Another tangentially related comment. One of my old bosses related how he became interested in electronics. He asked his dad:"Can I have my own TV in my room?" Answer: "No. Are you nuts?"A couple of weeks later his dad brought home a TV and said: "This is yours. The only catch is, it doesn't work. But I'll drive you to the library where you can check out books on TV repair, and I'll pay for the parts."

I had that lego based electronics kit from Heathkit too, I was 8yrs old in 1970. My older brother bought as a bday gift, he was still away serving in the military, so I had to build it myself cause my parents didn't anything about electronics. Looking back I think that was the best approach to get young kids into electronics. I wish I kept it, my parents retired and cleaned out the house while I was gone. I still can't find it in old catalog, but I only have a couple of copies.

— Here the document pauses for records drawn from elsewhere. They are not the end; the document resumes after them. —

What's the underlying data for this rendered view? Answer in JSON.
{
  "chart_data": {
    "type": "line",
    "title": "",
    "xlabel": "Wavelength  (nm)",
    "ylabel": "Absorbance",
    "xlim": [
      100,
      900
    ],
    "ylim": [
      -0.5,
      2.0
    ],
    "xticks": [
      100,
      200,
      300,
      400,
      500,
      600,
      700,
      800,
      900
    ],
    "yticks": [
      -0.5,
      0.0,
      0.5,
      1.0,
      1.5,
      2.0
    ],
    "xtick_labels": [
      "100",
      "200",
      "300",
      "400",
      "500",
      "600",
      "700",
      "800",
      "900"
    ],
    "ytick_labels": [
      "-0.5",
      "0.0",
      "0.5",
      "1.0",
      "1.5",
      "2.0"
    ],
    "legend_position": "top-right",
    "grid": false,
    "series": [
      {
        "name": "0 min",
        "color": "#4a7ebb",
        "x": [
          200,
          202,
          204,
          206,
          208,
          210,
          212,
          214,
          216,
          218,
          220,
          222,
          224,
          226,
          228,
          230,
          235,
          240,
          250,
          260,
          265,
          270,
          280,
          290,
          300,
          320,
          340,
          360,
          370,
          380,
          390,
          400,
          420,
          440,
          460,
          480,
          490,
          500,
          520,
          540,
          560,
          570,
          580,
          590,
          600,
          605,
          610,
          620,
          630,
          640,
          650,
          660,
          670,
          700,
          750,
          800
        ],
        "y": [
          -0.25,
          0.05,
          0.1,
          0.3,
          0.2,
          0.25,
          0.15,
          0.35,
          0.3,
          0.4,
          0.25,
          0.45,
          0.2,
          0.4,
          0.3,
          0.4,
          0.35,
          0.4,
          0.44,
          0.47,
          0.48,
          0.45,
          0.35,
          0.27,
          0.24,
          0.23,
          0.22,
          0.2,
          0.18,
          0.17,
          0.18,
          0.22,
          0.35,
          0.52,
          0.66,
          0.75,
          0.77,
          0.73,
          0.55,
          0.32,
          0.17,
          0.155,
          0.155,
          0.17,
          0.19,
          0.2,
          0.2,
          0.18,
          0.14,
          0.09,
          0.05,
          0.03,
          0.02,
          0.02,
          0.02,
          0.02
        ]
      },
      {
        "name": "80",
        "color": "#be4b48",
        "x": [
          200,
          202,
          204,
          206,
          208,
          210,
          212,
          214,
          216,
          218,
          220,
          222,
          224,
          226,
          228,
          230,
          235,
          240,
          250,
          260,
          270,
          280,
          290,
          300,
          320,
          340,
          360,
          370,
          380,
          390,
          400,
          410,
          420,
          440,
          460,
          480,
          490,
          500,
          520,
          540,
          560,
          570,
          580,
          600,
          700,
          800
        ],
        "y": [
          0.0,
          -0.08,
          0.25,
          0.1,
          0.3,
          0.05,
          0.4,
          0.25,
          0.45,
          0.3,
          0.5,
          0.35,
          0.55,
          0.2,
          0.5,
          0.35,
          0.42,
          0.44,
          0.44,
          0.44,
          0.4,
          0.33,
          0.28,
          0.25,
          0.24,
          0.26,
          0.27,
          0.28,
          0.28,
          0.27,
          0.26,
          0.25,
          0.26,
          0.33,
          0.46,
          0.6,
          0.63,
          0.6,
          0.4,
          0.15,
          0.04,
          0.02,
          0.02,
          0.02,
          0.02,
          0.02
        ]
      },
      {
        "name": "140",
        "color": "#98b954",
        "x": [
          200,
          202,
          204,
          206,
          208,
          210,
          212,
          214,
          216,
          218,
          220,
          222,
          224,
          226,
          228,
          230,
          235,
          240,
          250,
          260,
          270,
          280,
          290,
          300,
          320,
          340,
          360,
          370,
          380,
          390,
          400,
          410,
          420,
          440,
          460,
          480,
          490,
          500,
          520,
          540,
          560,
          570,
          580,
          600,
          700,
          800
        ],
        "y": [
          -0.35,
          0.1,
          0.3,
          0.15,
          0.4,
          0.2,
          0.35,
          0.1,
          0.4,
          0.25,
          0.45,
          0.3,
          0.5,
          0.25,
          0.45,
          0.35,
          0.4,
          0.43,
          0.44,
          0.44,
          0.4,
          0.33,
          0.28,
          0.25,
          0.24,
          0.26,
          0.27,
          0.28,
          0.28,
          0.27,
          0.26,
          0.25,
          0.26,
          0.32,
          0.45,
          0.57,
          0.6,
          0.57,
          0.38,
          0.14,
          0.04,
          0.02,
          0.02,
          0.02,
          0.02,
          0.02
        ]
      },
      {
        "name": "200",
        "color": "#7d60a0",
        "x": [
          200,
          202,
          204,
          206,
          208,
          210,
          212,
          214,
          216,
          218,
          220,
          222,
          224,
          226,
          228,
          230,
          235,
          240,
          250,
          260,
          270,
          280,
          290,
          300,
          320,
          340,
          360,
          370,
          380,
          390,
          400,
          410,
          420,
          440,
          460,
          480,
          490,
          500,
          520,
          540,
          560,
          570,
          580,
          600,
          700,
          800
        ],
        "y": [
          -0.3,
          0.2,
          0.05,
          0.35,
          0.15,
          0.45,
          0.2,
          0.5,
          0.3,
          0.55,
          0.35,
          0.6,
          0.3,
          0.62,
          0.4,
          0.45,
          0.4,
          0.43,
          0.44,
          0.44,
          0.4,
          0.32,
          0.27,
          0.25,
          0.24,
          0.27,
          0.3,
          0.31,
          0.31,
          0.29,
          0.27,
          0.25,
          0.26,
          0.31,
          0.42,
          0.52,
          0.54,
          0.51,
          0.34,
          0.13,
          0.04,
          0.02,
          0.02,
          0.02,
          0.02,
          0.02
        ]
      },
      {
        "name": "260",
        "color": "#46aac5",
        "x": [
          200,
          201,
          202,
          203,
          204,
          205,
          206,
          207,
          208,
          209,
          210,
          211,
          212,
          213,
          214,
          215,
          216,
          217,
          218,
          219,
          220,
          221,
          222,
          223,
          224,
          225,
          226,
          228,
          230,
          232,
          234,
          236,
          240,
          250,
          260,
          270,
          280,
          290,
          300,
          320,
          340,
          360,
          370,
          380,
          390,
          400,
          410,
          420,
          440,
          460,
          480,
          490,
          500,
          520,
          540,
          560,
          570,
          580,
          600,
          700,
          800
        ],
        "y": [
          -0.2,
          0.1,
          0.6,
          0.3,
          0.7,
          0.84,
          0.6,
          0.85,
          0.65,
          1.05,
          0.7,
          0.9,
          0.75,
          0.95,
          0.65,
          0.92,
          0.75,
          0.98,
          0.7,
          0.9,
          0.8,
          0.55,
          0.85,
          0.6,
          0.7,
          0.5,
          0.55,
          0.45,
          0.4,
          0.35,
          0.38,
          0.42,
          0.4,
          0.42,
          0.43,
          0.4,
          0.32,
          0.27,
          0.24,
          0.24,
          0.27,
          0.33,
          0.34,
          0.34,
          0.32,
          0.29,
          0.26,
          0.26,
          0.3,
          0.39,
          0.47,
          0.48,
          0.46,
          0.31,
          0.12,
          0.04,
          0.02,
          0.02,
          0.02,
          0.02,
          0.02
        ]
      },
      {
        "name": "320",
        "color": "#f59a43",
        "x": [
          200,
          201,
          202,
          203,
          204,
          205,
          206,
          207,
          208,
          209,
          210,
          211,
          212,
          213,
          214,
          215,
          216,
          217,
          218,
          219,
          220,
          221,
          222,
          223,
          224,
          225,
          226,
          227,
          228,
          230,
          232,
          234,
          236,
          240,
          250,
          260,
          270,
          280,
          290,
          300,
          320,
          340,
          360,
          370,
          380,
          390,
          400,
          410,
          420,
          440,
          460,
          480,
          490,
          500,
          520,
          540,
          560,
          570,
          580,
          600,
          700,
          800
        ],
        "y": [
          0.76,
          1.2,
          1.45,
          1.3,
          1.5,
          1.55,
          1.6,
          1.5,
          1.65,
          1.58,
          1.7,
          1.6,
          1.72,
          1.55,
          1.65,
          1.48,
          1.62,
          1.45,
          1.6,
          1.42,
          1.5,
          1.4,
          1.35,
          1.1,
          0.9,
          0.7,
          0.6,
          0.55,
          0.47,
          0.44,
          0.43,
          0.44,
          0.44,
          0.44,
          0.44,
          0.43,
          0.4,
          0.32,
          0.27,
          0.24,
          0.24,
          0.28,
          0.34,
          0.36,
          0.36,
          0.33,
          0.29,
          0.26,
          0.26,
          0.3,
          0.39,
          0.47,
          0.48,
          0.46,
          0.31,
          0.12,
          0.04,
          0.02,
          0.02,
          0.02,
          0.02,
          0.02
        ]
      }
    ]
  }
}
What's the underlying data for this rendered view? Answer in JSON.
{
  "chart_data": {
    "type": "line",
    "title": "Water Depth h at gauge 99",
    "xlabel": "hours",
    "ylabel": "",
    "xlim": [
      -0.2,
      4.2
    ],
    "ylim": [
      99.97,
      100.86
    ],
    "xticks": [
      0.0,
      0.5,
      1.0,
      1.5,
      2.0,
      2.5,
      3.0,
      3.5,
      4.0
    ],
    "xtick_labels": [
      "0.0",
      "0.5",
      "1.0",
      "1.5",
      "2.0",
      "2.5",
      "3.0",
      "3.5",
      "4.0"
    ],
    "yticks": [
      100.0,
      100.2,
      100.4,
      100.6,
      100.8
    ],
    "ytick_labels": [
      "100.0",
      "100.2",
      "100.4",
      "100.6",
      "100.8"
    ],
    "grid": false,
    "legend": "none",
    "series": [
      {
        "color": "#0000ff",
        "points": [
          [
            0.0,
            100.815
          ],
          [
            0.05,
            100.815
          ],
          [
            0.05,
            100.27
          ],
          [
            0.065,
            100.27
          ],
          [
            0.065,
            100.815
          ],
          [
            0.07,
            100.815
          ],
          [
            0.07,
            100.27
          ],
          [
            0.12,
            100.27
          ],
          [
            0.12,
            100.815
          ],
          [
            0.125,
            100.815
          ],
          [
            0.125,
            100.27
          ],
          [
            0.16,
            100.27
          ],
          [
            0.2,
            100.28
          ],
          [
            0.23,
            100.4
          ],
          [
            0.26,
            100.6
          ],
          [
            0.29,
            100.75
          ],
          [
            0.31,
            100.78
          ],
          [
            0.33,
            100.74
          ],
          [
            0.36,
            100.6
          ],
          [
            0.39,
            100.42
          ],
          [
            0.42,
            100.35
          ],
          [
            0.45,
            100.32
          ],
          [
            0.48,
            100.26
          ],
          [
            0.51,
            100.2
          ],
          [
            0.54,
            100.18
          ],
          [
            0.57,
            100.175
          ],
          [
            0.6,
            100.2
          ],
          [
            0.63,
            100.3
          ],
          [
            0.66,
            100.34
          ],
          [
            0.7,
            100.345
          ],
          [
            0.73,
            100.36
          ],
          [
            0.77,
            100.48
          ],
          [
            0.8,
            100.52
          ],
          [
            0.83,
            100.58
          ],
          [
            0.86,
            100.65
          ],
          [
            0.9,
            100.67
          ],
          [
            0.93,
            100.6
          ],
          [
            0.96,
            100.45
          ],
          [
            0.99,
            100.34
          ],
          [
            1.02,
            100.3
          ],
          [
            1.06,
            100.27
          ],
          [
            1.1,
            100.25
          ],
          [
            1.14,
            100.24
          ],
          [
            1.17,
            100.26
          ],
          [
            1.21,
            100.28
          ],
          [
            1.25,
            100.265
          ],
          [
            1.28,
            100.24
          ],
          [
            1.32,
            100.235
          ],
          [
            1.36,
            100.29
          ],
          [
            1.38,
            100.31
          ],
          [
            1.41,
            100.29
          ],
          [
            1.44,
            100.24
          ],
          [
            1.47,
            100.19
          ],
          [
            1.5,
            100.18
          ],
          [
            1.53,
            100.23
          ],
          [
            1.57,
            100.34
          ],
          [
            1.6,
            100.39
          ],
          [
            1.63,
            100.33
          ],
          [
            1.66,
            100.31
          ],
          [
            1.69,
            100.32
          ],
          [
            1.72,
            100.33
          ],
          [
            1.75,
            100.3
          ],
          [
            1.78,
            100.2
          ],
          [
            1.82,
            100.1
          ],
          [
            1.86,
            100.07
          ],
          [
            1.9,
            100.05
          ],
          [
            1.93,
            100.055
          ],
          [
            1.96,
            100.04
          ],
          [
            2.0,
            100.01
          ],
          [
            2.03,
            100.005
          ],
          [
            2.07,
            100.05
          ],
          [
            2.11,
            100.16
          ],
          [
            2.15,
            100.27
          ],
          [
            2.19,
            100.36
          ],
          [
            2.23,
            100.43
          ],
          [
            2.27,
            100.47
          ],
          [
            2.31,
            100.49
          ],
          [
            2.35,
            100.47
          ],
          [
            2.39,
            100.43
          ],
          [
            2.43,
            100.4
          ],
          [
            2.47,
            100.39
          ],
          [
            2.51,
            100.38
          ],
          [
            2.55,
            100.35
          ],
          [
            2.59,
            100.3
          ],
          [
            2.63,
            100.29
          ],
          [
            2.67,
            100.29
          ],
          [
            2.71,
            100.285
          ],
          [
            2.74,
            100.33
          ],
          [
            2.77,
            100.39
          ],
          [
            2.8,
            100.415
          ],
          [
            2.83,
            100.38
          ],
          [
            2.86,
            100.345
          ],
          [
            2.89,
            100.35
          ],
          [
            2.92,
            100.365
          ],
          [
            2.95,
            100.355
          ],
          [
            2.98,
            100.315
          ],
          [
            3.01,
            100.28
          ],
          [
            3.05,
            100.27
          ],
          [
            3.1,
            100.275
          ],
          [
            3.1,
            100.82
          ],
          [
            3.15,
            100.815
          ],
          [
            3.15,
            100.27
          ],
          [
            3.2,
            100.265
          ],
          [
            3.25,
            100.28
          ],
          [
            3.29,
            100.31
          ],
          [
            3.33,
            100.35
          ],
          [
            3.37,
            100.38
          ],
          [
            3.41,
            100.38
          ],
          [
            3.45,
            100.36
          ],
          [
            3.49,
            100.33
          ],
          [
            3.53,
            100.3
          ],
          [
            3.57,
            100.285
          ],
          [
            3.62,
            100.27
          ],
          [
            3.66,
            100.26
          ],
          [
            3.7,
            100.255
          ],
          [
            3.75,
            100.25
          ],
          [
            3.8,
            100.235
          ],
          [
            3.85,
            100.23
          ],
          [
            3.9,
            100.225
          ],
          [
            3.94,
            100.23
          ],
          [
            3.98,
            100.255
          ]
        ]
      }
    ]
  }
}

update: found a later version, that was smaller, less features, but the same general layout. This had only one console, the early version had 2 consoles - with more instruments - and a larger breadboard area

To be the heir to Heathkit, you need to make kits that are useful for everyday stuff and put them in nice enclosures.Kits like clocks, weather stations, stereos, and TVs (all of which Heathkit made) in living-room-friendly enclosures had obvious appeal to non-engineers and gently invited them into the hobby. A kid looking at a Heathkit could think "Wow, I can make something that works and looks as good as something I can buy at Sears." Contrast that with a Sparkfun ClockIt. A kid looking at a Sparkfun ClockIt would say "That's an ugly, geeky looking thing." It sure doesn't look like a clock!

Even if you convinced him to buy it and assemble it, what's he going to do with it? Use it as his regular alarm clock? The buttons are awkward and if it's sitting on his nightstand, it'll flop around at the end of its power cord, fall off the table, or get destroyed.

Can Heathkit-quality kits be developed and sold for a reasonable price these days? I don't know. Ramsey has a couple of kits that might qualify (they have a nixie clock with a nice enclosure, but it ain't cheap). But in my book, that's what it'll take to be on par with Heathkit.

I challenge you to check that with current youth. This year my daughter has asked for the Big Time Watch kit (original form, not the dots) and I'm quite certain that it's for use. And glittery stickers.The Heathkit advantage was originally price: didn't pay for assembly labor, the learning was a happy accident and the finish you find appealing was critical. Somewhere in the middle, there was an era where it was all about learning, finish was whatever but manuals mattered most. Now, it's all about stock functions in a custom package or custom combination of functions: flexibility is the reason for a home build. Instead of a kit version, we have a mod-n-hack version of consumer products now that "looks like something I could buy at Sears" means "rebranded white goods" In the competition between "made in " versus home made, kits can be THE way to have something with non-negative style.

Thus things in common between Sparkfun and Heathkit are eminently hackable results, full schematics and bills of materials, and good build instructions. But Sparkfun kits are better for today than "Heathkit style" kits (except for Hams, when will Sparkfun carry a 144.390 MHz module for GPRS?). The Sparkfun manuals keep getting better, and may become Heath-quality soon enough. But there is no Heathkit finish: that was fashion for a time past. Instead Sparkfun stays on the inside of the final box. And that's today's nice finish.

For what it's worth, I started my soldering with the Heathkit code practice oscillator in the "all about learning" era. Gathered a fair bit of dust for years after that - learning was "finished". In the last year or two, the components of that (keyer, sounder) have been used with both Arduino and Chumby hardware - both have been programmed to adaptively read Morse, so I could have "by hand" one-wire input. And the code practice function it was originally built for? Instead, my kids have a hacked together "make your own key" (just like light sabers) version built for two "operators" - code fight! Easy, common sub-circuits, but a combination not in stores.